The usual assumption in education is that grades follow some sort of normal curve. My question is about situations where the grade distribution curve is a rising one. More A's than B's, and more B's than C's, etc. In educational setting: Is there a name for this situation? Are there studies or methodologies related to it? Any references are welcome. (My question is not about the mathematical detail of a probability distribution function, it is about the occurrence of such distributions of grades in education, or about teaching styles that are related to them etc.)
The student grades could be following an exponential distribution or a Poisson distribution. Both of these distributions have been extensively analyzed statistically.
It is also possible that the distribution is one tail of a normal distribution, where the mean is greater than 100%.
Here are three scenarios that can result in such a grade distribution. The three scenarios can be combined:
a. The algorithm for solving problems is fault-tolerant. There are implicit or explicit checks built into each problem. If a student makes a small number of mistake(s), they will catch them in time, and not lose any points.
b. Multiple independent mistakes are required to mess up problem(s) badly enough that points are taken off.
The student population has been pre-filtered, so that only students in the bottom half of a bell curve are in the class.
The grading standards emphasize "allowing students to succeed" or "minimizing an achievement gap". In other words, the "bar is set low".

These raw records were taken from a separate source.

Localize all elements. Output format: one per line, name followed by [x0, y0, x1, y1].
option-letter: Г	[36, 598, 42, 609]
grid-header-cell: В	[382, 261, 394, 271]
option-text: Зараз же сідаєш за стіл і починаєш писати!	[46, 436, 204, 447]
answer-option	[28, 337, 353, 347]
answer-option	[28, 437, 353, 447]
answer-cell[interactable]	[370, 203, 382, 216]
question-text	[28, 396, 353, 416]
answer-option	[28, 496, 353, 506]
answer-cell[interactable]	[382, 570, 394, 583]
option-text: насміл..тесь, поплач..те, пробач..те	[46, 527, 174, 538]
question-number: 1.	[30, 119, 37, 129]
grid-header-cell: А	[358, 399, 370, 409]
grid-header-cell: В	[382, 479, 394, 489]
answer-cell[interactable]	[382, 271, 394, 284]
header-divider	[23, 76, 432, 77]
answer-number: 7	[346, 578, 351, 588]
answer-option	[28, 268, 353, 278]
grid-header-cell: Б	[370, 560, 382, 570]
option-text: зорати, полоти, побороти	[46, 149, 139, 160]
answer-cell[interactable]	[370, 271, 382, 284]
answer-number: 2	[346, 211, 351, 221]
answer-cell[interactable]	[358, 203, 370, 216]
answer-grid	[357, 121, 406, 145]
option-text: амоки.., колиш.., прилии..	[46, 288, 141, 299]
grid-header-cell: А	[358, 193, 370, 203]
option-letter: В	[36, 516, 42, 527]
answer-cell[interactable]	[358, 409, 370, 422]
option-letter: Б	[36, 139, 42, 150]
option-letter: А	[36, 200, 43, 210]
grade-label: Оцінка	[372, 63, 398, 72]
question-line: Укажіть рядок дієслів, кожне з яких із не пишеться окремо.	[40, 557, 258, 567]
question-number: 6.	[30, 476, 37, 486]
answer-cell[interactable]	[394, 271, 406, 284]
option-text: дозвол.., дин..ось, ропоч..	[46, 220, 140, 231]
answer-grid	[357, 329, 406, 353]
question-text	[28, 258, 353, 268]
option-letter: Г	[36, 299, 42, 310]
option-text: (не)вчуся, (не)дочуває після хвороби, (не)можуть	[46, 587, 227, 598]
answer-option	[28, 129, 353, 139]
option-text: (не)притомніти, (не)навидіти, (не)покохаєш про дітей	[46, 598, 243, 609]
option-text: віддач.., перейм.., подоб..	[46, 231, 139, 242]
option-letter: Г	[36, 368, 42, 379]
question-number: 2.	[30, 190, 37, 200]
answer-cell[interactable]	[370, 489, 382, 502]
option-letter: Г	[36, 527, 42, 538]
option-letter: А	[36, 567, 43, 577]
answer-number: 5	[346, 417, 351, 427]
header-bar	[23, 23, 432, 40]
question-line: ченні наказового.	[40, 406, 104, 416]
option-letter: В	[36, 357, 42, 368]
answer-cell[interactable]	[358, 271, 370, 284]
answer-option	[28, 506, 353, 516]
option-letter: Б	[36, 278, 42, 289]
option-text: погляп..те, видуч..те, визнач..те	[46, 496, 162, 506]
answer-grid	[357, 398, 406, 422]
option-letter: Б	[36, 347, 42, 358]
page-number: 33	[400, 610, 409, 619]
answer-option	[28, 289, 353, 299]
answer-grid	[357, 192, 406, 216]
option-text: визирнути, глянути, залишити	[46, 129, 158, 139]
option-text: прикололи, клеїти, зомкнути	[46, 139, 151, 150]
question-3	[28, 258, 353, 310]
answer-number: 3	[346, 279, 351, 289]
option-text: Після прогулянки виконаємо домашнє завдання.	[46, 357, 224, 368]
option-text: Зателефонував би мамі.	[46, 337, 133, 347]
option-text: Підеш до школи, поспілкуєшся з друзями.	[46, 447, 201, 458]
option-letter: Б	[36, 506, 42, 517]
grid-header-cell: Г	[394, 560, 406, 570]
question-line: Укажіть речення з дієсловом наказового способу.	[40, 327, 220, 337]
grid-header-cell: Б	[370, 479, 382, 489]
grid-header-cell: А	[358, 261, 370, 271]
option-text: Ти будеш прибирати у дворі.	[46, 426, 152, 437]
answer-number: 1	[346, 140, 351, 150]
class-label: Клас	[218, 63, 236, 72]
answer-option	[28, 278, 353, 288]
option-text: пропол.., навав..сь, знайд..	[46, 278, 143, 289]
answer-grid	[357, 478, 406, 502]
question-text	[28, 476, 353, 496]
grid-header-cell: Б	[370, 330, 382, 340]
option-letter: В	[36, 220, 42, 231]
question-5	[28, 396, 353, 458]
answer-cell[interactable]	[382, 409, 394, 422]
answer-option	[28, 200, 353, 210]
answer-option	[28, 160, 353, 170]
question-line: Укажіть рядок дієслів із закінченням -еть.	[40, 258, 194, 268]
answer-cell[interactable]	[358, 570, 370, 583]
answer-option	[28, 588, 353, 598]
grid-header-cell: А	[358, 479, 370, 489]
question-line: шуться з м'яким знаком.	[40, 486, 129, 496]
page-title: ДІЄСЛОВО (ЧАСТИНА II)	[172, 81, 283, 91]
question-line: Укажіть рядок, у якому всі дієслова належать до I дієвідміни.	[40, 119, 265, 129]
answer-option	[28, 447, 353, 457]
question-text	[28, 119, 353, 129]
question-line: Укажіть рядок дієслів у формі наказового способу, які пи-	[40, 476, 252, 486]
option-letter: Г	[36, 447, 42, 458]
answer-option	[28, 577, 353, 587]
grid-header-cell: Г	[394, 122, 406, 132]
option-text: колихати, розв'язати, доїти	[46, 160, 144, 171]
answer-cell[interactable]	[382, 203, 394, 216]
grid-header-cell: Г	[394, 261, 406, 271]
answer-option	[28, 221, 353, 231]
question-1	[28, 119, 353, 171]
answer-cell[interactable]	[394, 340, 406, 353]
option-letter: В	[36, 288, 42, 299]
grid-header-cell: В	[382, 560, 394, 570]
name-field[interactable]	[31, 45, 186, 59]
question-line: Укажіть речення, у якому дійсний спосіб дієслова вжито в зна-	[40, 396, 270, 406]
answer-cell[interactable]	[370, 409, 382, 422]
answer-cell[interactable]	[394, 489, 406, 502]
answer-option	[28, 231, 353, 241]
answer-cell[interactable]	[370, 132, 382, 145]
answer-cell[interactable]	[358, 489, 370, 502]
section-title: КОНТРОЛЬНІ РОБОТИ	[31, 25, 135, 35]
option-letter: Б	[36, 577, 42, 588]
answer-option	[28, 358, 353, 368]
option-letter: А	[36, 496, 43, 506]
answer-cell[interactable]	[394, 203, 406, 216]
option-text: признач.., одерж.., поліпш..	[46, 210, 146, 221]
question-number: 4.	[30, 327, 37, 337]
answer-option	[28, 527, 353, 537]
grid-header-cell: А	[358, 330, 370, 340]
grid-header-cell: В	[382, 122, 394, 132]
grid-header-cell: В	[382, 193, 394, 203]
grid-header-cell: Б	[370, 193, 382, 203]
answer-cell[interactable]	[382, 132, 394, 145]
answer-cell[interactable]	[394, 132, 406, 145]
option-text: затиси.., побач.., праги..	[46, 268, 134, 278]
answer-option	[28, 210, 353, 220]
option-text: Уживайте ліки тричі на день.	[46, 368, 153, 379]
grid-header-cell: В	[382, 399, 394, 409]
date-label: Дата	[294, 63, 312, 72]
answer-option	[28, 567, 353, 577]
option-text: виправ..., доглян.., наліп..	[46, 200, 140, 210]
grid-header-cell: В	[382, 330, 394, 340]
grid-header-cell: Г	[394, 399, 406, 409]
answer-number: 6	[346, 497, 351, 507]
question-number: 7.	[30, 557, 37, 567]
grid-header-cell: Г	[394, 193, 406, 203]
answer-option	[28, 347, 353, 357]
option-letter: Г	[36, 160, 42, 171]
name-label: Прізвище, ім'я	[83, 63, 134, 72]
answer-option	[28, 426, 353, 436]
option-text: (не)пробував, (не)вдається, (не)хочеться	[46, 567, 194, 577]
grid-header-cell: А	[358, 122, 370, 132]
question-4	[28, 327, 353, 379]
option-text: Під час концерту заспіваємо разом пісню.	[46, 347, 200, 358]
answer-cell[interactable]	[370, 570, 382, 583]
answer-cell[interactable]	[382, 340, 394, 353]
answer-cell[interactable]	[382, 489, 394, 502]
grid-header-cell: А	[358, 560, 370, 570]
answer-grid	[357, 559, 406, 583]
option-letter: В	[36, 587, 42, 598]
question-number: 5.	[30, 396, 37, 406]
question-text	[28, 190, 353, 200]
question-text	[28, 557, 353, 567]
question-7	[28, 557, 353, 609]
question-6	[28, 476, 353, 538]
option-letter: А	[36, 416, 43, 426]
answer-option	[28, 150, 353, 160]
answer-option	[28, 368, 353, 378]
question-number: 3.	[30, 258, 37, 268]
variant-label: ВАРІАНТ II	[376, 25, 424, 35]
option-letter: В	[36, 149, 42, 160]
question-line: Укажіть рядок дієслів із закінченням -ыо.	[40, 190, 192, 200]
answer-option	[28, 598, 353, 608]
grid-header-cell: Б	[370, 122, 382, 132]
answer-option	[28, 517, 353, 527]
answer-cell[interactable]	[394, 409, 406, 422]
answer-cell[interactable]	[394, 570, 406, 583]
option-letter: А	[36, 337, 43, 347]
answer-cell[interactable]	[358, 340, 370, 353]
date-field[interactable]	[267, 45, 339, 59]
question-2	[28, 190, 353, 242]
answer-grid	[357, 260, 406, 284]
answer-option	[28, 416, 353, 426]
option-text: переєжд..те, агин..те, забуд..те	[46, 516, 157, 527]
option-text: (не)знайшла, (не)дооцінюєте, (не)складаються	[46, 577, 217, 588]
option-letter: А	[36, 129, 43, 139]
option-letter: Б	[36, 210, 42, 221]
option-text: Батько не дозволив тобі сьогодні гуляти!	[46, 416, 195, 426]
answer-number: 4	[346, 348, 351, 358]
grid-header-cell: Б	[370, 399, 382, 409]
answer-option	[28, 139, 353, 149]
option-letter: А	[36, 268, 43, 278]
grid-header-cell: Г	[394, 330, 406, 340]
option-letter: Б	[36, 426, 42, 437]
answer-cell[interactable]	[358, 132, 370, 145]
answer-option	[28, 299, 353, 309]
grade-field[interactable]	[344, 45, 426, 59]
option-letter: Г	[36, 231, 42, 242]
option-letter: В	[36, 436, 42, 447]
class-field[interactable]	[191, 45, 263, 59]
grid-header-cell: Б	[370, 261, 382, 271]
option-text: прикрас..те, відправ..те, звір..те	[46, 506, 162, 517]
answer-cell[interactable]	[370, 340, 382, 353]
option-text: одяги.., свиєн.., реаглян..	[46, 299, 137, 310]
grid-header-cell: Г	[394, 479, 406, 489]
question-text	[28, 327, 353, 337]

Standardized tests are designed to have bell-curve grade distributions. Some ways they do this are to:
- Have lots of chances to score small amounts of points.
- Have an average score that is in the middle of the possible range.
- Create time pressure. Slower students will score worse because they run out of time, or do not have time to check their work.
- Have lots of trick questions (especially questions with double-negatives). These questions tend to test "test-taking ability" or "general intelligence (IQ)" instead of the specific subject matter.
- Have lots of questions with an "obviously correct" answer that is actually wrong.
- Have a variety of difficulty levels of questions, so there are some questions that most students answer correctly, and some that most students answer incorrectly.
Although I have serious issues with "outcomes based" education, its philosophy does combat the pernicious notion that grades should have a normal distribution centered on "average."
It is not unreasonable to expect that most students will meet the learning objectives of a class. If most do not, then there might be something flawed with the preparation of the audience, or with the instructor, or with the purpose of the course. In this perspective, one might expect most grades to be A or B.